Москва Ква-Ква - Аксенов Василий Павлович 14 стр.


Не нужно показывать этому денди, что я его помню, что знаю что-то о его семье, а то еще вляпаюсь накануне перелета в Японию в какую-нибудь нелепейшую историю. Не буду задавать ему никаких вопросов, решил он и тут же задал вопрос:

«Вам сейчас, должно быть, лет двадцать шесть?»

«Двадцать семь», – был ответ.

Засим последовал еще один ничего не значащий вопрос: «А как вас зовут?»

Молодой человек ответил не сразу. Сначала посмотрел исподлобья. Потом чуть отвлекся в сторону. Почти протрезвевший Кирилл отметил, что никаких следов той, 1944 года, одутловатости в его облике не отмечается. Напротив, лицо было отмечено некоторой утонченностью черт, что при выпуклом лбе создавало вполне приятный портрет, завершенный слегка подрагивающими длинными пальцами пианиста.

«Меня зовут Серж».

Того, кажется, звали иначе, и все-таки, по всей вероятности, это был тот самый, из «катастрофической семьи». Может быть, прикрывается чужим именем, чтобы не ставить советского писателя в неловкое положение?

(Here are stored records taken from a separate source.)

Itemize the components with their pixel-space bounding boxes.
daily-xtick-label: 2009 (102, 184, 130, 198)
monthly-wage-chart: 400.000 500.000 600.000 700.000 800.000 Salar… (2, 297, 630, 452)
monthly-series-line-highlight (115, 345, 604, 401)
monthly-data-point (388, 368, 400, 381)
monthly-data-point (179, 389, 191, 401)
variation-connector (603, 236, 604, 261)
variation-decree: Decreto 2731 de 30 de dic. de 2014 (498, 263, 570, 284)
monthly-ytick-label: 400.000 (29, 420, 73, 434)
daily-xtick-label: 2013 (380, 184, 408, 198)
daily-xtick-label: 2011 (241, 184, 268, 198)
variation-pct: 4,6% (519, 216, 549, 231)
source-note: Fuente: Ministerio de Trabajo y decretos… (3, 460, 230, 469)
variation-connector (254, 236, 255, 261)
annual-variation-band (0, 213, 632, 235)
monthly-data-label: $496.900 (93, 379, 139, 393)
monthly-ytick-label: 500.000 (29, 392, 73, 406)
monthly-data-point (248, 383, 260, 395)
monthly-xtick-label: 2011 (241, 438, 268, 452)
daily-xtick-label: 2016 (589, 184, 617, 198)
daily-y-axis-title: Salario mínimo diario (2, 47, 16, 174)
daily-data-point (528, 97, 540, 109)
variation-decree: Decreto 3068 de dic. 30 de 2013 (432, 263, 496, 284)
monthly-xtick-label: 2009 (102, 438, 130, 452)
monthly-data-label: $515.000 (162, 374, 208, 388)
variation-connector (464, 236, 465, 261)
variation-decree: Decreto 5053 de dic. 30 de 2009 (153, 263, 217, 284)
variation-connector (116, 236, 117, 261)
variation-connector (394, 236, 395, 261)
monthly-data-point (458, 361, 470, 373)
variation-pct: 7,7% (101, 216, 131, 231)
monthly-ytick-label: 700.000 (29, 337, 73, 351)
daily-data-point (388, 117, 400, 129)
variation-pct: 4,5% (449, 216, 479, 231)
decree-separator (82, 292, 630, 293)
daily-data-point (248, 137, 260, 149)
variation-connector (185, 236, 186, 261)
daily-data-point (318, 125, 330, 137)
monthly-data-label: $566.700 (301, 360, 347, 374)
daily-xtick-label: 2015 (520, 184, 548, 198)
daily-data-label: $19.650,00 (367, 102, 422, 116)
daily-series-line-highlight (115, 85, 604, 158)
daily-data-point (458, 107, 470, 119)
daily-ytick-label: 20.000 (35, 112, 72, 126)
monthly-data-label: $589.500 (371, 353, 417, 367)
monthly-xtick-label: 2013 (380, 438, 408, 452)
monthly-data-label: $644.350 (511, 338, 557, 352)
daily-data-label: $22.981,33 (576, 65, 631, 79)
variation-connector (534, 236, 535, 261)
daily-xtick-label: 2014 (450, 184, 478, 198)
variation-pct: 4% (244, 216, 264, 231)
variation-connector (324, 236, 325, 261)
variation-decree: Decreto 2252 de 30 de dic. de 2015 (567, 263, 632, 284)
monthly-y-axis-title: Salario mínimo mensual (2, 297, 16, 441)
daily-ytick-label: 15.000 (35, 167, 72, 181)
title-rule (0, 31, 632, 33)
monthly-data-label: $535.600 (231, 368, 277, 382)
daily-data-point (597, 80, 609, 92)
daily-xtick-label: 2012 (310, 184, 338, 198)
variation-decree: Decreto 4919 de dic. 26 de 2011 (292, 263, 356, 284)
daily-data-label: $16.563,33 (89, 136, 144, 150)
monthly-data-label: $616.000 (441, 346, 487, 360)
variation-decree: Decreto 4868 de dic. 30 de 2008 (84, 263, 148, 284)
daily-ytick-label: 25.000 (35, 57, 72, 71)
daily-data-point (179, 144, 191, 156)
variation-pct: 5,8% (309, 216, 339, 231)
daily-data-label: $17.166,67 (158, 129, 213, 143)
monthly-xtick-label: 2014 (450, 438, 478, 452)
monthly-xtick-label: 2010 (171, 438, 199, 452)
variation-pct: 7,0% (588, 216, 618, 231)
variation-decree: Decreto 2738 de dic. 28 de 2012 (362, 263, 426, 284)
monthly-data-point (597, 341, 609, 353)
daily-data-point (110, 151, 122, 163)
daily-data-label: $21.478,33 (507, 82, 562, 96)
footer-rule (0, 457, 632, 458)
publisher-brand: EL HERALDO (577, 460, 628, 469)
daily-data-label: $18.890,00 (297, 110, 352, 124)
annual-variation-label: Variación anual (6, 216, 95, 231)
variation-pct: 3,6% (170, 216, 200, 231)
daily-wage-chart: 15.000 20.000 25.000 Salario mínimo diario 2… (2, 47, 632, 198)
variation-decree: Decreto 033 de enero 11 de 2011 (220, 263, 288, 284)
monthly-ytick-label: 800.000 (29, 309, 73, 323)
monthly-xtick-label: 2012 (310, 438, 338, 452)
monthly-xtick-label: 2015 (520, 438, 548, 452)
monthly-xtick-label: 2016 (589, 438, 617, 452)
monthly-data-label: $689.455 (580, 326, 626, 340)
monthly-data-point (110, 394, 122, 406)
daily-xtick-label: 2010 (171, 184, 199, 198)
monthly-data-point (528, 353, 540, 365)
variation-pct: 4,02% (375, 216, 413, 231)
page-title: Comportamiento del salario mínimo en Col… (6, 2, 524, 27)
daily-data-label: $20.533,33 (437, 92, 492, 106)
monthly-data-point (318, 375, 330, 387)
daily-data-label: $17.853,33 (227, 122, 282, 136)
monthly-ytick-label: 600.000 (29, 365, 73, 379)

«Ну что ж, Сережа, давай выпьем за Литературный институт. – Кирилл подозвал усатого: – Силь ву плэ, маэстро, мэм шоз пур дё персон!» Тост был принят. Хмель очень быстро развеял неловкость.

«Скажи, Сережа, как же ты из нашего Литературного института угодил в Париж? Впрочем, если не хочешь, можешь и не говорить».

«Отчего же, Кирилл, могу и рассказать. Знаешь, я попал в Литинститут, как тогда говорили, „по блату“. И сейчас так говорят? Здорово! В общем, один большой классик, он знал мою, ну, семью… ну и в память о них… в общем, это долгая история… короче, он дал мне рекомендацию. Вот из-за этого добряка я и угодил в самое пекло. Он не знал, что в Литинституте нет брони, так что меня вызвали в военкомат и забрили, рьен а фэр. Месяц муштровали, а потом, алез-и, в маршевую роту – и на фронт. В первом же бою, то ли в восточной Польше, то ли в Западной Литве, черт его знает где лежит проклятое место, меня как саданули, почему-то сзади, там был полный бардак, все неслись не поймешь куда, и вдруг кто-то сзади на мне точку поставил, так припечатал, будто весь бардак упорядочил».

«Хорошо рассказываешь, Серега, – ободрил Кирилл. – Я это по себе знаю; рраз – и точка, и порядочек».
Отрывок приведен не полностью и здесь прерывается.